The Last Fingerprint: How Markdown Training Shapes LLM Prose
Summary: arXiv:2603.27006v1 Announce Type: cross
Large language models (LLMs) have revolutionized the way we interact with text, but their quirks often raise questions about their generative processes. One such peculiarity is the varied use of em dashes across different models, a phenomenon that has sparked widespread discussion among researchers and users alike. This article aims to explore the relationship between markdown formatting and the propensity for LLMs to produce em dashes, proposing a new understanding of this stylistic choice as an artifact of training data rather than a mere stylistic flaw.
The Em Dash as a Marker of AI-Generated Text
The em dash has emerged as a notable marker of AI-generated text due to its inconsistent application by different language models. While some models exhibit a proclivity for overusing em dashes, others show a more moderate approach. This inconsistency is not merely a stylistic choice; it may reflect deeper structural influences from the training data.
Our hypothesis posits that the em dash represents a remnant of markdown formatting—one of the many elements that LLMs internalize from their training on vast and varied textual corpora rich in markdown. The following five-step genealogy outlines this connection:
- Training Data Composition: LLMs are trained on diverse datasets, many of which include substantial markdown-formatted content.
- Structural Internalization: These models internalize various structural elements from their training data, including punctuation usage.
- Dual-Register Status: The em dash serves multiple functions in prose, contributing to its frequent appearance.
- Post-Training Amplification: After training, LLMs may amplify certain stylistic features, such as em dashes, in their generated outputs.
- Suppression Experiment Results: A two-condition suppression experiment across twelve models revealed that while overt markdown features could be suppressed, the em dash persisted in many cases.

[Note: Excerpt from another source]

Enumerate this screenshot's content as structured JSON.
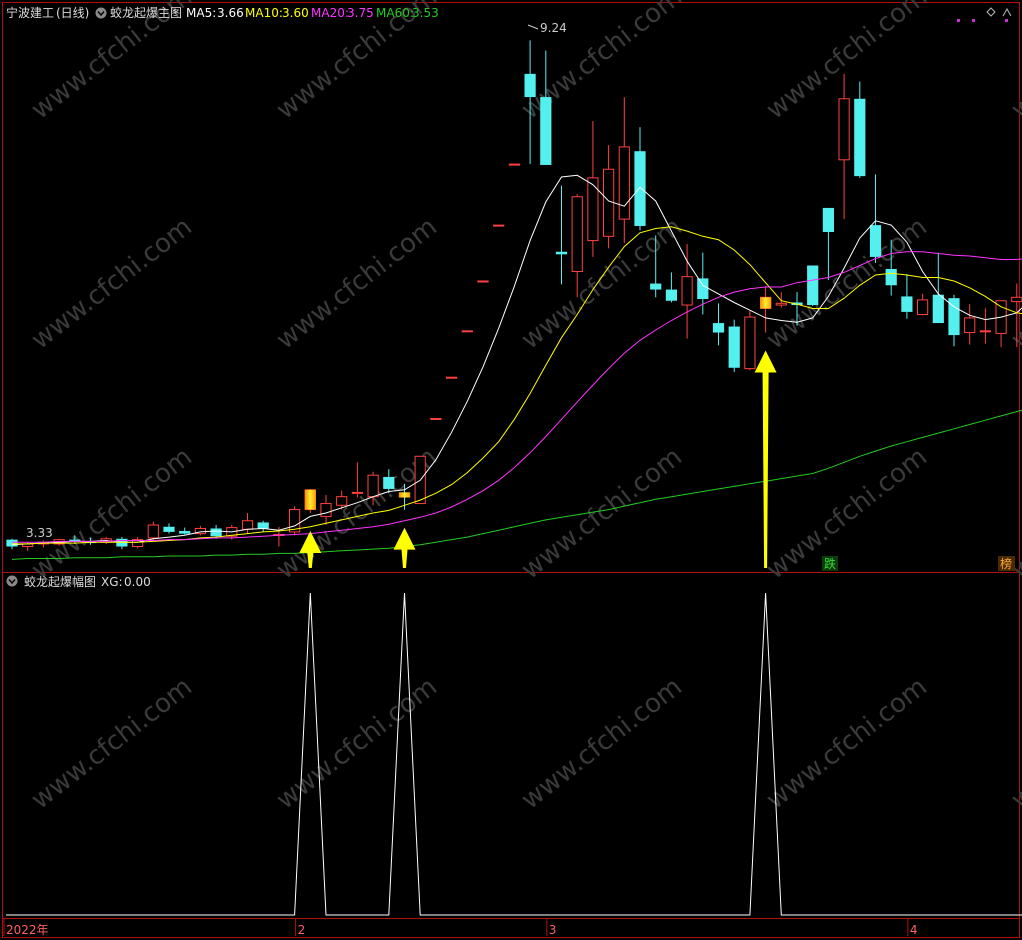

Experiment Findings and Implications
In our suppression experiment, we tested twelve models from five different providers: Anthropic, OpenAI, Meta, Google, and DeepSeek. The results were revealing:
- When instructed to avoid markdown formatting, most models eliminated or significantly reduced overt features like headers and bullet points.
- However, the em dash continued to appear, with frequencies varying significantly across models.

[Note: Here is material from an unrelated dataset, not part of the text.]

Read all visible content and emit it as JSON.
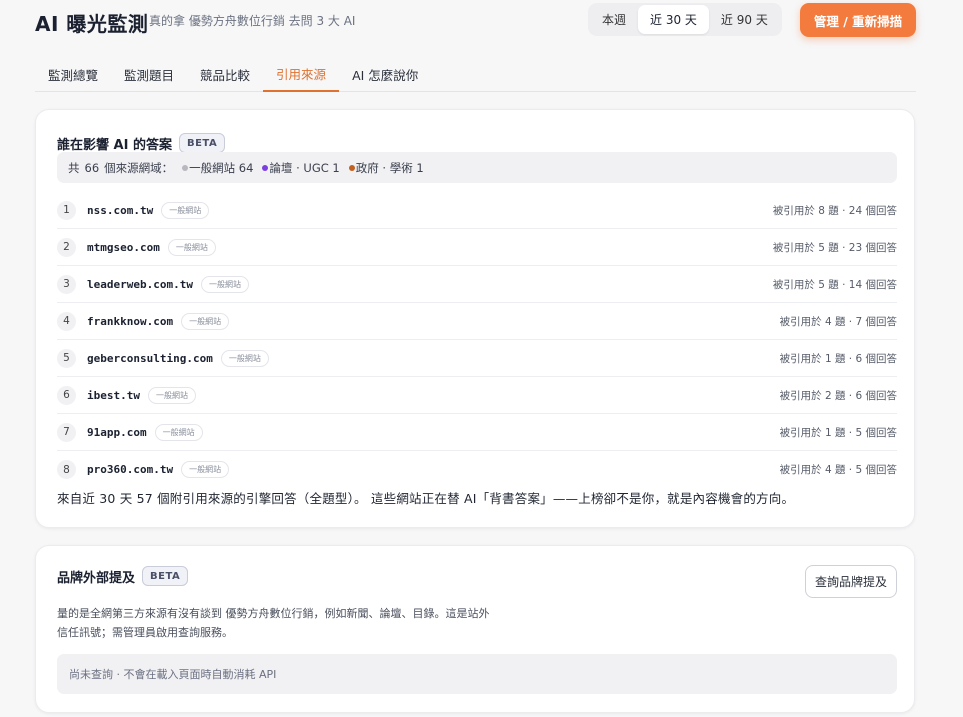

- Meta’s Llama models stood out, producing none at all, suggesting a unique fine-tuning approach.
- Our three-condition suppression gradient demonstrated that even explicit prohibition of the em dash did not fully eradicate its use in some models.

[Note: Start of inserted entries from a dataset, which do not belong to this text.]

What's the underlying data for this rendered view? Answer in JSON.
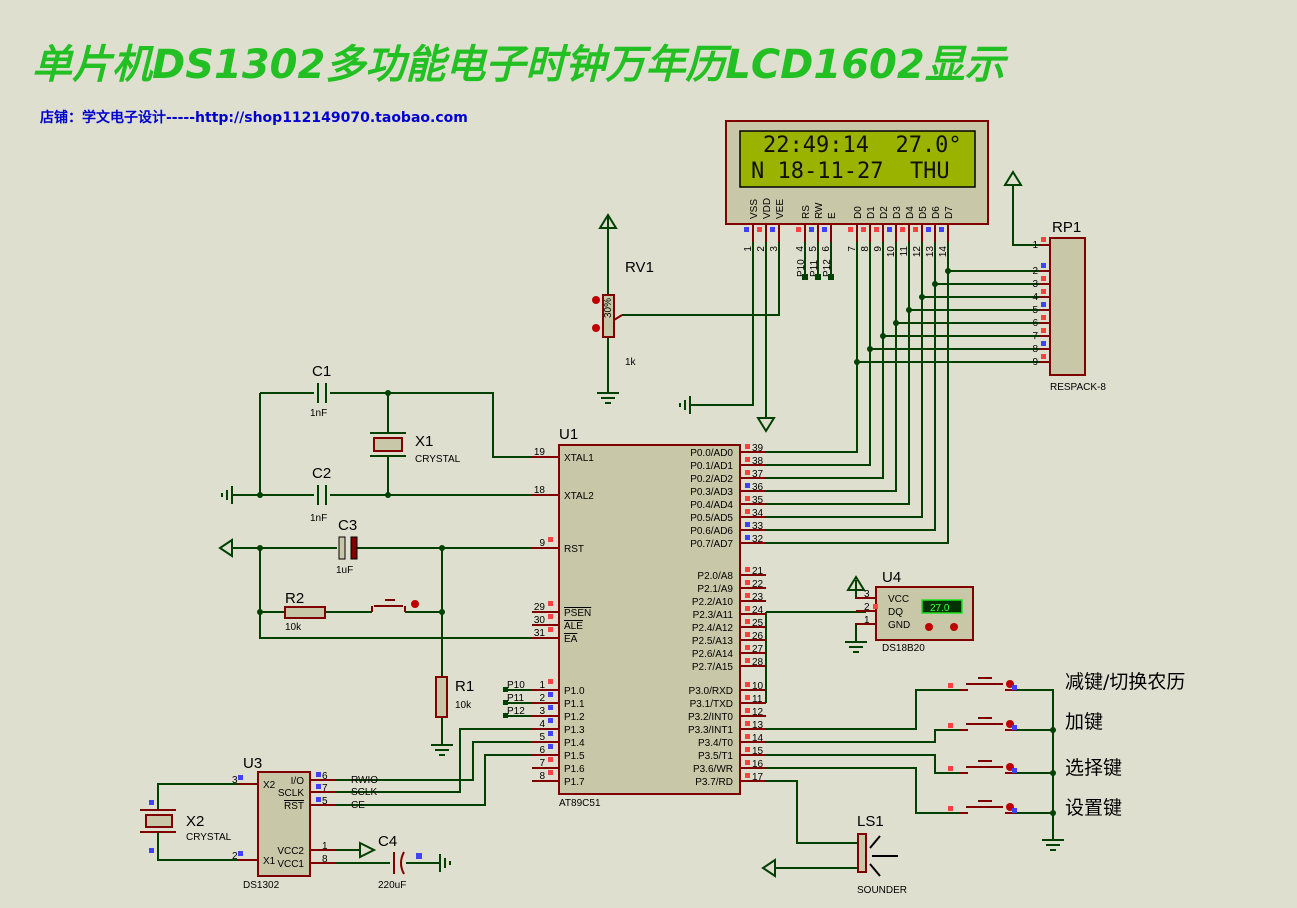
{
  "title": "单片机DS1302多功能电子时钟万年历LCD1602显示",
  "subtitle": "店铺：学文电子设计-----http://shop112149070.taobao.com",
  "colors": {
    "wire": "#004000",
    "pin": "#800000",
    "body": "#c8c8a8",
    "lcd_screen": "#99b300",
    "title": "#22c022",
    "subtitle": "#0000d0",
    "pin_high": "#ff4040",
    "pin_low": "#4040ff"
  },
  "lcd": {
    "line1": "22:49:14  27.0°",
    "line2": "N 18-11-27  THU",
    "pins": [
      {
        "num": "1",
        "label": "VSS"
      },
      {
        "num": "2",
        "label": "VDD"
      },
      {
        "num": "3",
        "label": "VEE"
      },
      {
        "num": "4",
        "label": "RS"
      },
      {
        "num": "5",
        "label": "RW"
      },
      {
        "num": "6",
        "label": "E"
      },
      {
        "num": "7",
        "label": "D0"
      },
      {
        "num": "8",
        "label": "D1"
      },
      {
        "num": "9",
        "label": "D2"
      },
      {
        "num": "10",
        "label": "D3"
      },
      {
        "num": "11",
        "label": "D4"
      },
      {
        "num": "12",
        "label": "D5"
      },
      {
        "num": "13",
        "label": "D6"
      },
      {
        "num": "14",
        "label": "D7"
      }
    ],
    "net_labels": [
      "P10",
      "P11",
      "P12"
    ]
  },
  "rp1": {
    "ref": "RP1",
    "value": "RESPACK-8",
    "pins": [
      "1",
      "2",
      "3",
      "4",
      "5",
      "6",
      "7",
      "8",
      "9"
    ]
  },
  "rv1": {
    "ref": "RV1",
    "value": "1k",
    "wiper": "30%"
  },
  "c1": {
    "ref": "C1",
    "value": "1nF"
  },
  "c2": {
    "ref": "C2",
    "value": "1nF"
  },
  "c3": {
    "ref": "C3",
    "value": "1uF"
  },
  "c4": {
    "ref": "C4",
    "value": "220uF"
  },
  "x1": {
    "ref": "X1",
    "value": "CRYSTAL"
  },
  "x2": {
    "ref": "X2",
    "value": "CRYSTAL"
  },
  "r1": {
    "ref": "R1",
    "value": "10k"
  },
  "r2": {
    "ref": "R2",
    "value": "10k"
  },
  "u1": {
    "ref": "U1",
    "part": "AT89C51",
    "left_pins": [
      {
        "num": "19",
        "label": "XTAL1"
      },
      {
        "num": "18",
        "label": "XTAL2"
      },
      {
        "num": "9",
        "label": "RST"
      },
      {
        "num": "29",
        "label": "PSEN"
      },
      {
        "num": "30",
        "label": "ALE"
      },
      {
        "num": "31",
        "label": "EA"
      },
      {
        "num": "1",
        "label": "P1.0"
      },
      {
        "num": "2",
        "label": "P1.1"
      },
      {
        "num": "3",
        "label": "P1.2"
      },
      {
        "num": "4",
        "label": "P1.3"
      },
      {
        "num": "5",
        "label": "P1.4"
      },
      {
        "num": "6",
        "label": "P1.5"
      },
      {
        "num": "7",
        "label": "P1.6"
      },
      {
        "num": "8",
        "label": "P1.7"
      }
    ],
    "right_pins": [
      {
        "num": "39",
        "label": "P0.0/AD0"
      },
      {
        "num": "38",
        "label": "P0.1/AD1"
      },
      {
        "num": "37",
        "label": "P0.2/AD2"
      },
      {
        "num": "36",
        "label": "P0.3/AD3"
      },
      {
        "num": "35",
        "label": "P0.4/AD4"
      },
      {
        "num": "34",
        "label": "P0.5/AD5"
      },
      {
        "num": "33",
        "label": "P0.6/AD6"
      },
      {
        "num": "32",
        "label": "P0.7/AD7"
      },
      {
        "num": "21",
        "label": "P2.0/A8"
      },
      {
        "num": "22",
        "label": "P2.1/A9"
      },
      {
        "num": "23",
        "label": "P2.2/A10"
      },
      {
        "num": "24",
        "label": "P2.3/A11"
      },
      {
        "num": "25",
        "label": "P2.4/A12"
      },
      {
        "num": "26",
        "label": "P2.5/A13"
      },
      {
        "num": "27",
        "label": "P2.6/A14"
      },
      {
        "num": "28",
        "label": "P2.7/A15"
      },
      {
        "num": "10",
        "label": "P3.0/RXD"
      },
      {
        "num": "11",
        "label": "P3.1/TXD"
      },
      {
        "num": "12",
        "label": "P3.2/INT0"
      },
      {
        "num": "13",
        "label": "P3.3/INT1"
      },
      {
        "num": "14",
        "label": "P3.4/T0"
      },
      {
        "num": "15",
        "label": "P3.5/T1"
      },
      {
        "num": "16",
        "label": "P3.6/WR"
      },
      {
        "num": "17",
        "label": "P3.7/RD"
      }
    ],
    "p1_net_labels": [
      "P10",
      "P11",
      "P12"
    ]
  },
  "u3": {
    "ref": "U3",
    "part": "DS1302",
    "pins": [
      {
        "num": "3",
        "label": "X2"
      },
      {
        "num": "2",
        "label": "X1"
      },
      {
        "num": "6",
        "label": "I/O"
      },
      {
        "num": "7",
        "label": "SCLK"
      },
      {
        "num": "5",
        "label": "RST"
      },
      {
        "num": "1",
        "label": "VCC2"
      },
      {
        "num": "8",
        "label": "VCC1"
      }
    ],
    "nets": [
      "RWIO",
      "SCLK",
      "CE"
    ]
  },
  "u4": {
    "ref": "U4",
    "part": "DS18B20",
    "reading": "27.0",
    "pins": [
      {
        "num": "3",
        "label": "VCC"
      },
      {
        "num": "2",
        "label": "DQ"
      },
      {
        "num": "1",
        "label": "GND"
      }
    ]
  },
  "ls1": {
    "ref": "LS1",
    "value": "SOUNDER"
  },
  "buttons": [
    {
      "label": "减键/切换农历"
    },
    {
      "label": "加键"
    },
    {
      "label": "选择键"
    },
    {
      "label": "设置键"
    }
  ]
}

These findings indicate that the frequency of em dashes can serve as a diagnostic tool for understanding the fine-tuning methodologies applied to LLMs. Rather than viewing this stylistic quirk as a defect, we suggest it be considered a fingerprint of the specific training processes that shape these powerful models.
Conclusion
The interplay between markdown training and em dash usage in LLMs provides valuable insights into the structural influences imparted during model development. By reframing our understanding of em dash frequency as a marker of fine-tuning methodology, we can further explore the nuances of AI-generated text and improve the capabilities of future language models.